Last night, a friend of mine asked if I thought there was any chance that Parliament might ignore the result of the Brexit referendum. It’s an interesting question.
From a constitutional standpoint, the referendum is simply advisory, and the Government will have to implement the decision. Parliament’s role in the matter is unclear. The Government is not obliged to consult MPs or peers before starting the withdrawal process under Article 50 of the Treaty of Lisbon, but there will almost certainly be debates in both Houses when Parliament reconvenes.
In theory, either House could call on the Government to refrain from activating Article 50. However, it’s not clear what this would achieve. A parliamentary motion would not be legally binding. It might not even be politically binding. For example, if peers were to vote against Brexit, the Government would almost certainly ignore it. If MPs were to do it, that would be harder to ignore, but it would also put the Government in an incredibly awkward position. For better or worse, a majority of voters chose to leave the European Union, and there will naturally be a strong impetus to accept their decision.

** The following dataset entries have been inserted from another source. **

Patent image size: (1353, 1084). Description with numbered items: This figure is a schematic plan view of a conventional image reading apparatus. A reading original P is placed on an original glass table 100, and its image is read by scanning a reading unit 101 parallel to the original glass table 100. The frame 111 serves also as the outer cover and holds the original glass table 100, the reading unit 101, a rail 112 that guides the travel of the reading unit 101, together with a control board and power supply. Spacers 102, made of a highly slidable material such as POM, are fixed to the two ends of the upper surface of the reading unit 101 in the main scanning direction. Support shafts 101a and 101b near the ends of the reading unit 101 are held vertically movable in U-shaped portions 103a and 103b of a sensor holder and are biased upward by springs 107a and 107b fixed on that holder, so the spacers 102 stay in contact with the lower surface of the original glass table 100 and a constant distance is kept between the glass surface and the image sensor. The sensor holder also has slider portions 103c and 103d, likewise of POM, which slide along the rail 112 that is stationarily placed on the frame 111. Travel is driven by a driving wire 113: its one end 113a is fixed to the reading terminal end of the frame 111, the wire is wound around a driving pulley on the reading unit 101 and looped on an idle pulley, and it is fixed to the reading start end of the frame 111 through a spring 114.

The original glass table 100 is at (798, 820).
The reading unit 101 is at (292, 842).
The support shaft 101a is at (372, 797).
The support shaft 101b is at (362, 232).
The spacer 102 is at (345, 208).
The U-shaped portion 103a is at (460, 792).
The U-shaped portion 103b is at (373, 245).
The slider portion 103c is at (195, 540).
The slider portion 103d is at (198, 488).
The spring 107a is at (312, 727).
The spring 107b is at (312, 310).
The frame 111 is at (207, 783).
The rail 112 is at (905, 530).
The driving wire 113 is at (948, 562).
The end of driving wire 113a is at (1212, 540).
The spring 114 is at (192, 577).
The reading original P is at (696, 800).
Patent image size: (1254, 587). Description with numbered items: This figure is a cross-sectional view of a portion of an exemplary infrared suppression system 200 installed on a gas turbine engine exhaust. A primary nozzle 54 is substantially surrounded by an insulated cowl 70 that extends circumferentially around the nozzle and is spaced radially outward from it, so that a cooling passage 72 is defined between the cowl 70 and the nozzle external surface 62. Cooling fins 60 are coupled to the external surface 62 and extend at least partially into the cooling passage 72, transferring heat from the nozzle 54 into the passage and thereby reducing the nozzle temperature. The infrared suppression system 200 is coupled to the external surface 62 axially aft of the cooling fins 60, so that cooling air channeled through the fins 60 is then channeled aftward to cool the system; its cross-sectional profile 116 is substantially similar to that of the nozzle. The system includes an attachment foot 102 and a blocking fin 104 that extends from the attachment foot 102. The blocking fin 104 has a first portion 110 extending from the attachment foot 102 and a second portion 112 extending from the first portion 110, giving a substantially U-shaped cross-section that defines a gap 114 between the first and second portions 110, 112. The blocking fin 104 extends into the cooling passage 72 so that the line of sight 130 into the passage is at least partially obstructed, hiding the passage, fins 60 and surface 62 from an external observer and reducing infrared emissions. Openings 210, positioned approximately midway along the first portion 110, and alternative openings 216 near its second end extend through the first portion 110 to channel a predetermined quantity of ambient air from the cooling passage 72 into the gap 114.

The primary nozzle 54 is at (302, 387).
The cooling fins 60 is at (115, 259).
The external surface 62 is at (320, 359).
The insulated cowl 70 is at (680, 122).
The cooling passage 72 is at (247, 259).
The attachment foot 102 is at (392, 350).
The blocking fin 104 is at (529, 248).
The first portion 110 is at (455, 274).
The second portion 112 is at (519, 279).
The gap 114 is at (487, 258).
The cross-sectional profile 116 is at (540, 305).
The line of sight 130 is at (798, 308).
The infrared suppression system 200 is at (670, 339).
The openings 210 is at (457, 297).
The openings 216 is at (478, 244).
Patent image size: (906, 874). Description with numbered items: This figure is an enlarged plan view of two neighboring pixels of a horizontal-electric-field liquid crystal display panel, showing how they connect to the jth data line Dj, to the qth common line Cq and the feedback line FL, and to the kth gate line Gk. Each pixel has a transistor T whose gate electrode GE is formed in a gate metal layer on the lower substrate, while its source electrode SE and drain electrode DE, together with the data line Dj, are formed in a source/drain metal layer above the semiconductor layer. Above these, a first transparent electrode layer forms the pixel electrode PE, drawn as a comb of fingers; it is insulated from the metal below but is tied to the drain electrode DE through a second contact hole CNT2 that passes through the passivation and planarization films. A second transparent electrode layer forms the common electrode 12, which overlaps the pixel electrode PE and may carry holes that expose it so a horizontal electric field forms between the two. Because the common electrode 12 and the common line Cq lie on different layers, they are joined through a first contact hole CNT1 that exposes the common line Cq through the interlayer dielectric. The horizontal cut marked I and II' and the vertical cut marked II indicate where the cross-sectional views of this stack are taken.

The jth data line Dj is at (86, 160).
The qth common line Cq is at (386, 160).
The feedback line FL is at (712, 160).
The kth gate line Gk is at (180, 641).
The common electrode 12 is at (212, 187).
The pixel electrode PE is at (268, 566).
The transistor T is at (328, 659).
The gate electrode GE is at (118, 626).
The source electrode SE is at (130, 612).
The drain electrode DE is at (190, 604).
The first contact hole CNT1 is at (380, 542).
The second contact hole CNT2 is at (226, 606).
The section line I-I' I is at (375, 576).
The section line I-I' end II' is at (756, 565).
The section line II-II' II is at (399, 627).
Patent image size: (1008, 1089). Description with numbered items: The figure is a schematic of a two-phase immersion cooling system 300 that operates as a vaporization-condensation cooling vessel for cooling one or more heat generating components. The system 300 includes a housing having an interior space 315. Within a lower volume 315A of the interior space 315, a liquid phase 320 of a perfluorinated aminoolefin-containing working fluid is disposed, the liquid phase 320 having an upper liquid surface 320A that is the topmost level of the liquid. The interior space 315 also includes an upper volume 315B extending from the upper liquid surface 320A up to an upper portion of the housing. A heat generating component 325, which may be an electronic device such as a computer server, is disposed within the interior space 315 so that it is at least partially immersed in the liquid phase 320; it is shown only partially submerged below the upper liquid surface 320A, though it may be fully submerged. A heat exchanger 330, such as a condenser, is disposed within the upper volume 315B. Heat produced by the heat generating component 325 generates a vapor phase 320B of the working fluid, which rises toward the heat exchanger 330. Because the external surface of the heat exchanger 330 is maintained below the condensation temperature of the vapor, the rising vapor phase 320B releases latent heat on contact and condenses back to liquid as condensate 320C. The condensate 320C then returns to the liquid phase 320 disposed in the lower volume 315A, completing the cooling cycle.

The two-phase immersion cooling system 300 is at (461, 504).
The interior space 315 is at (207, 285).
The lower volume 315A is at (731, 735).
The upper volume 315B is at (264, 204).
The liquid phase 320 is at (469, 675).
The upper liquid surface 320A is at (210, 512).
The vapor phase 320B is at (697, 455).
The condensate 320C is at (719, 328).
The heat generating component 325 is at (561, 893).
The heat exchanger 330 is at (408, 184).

That being said, if the economic situation continues to deteriorate, MPs might be able to persuade the Government to put the brakes on Brexit. Leave’s narrow margin of victory and reports that the British people are having second thoughts could potentially provide the Government with a suitable justification. However, any attempt to walk back from Brexit would create another set of problems. It’s not clear how the rest of the EU would react (so far, its leaders have always said that a vote to leave is irreversible), and ignoring the result of a referendum would only deepen popular mistrust of politicians.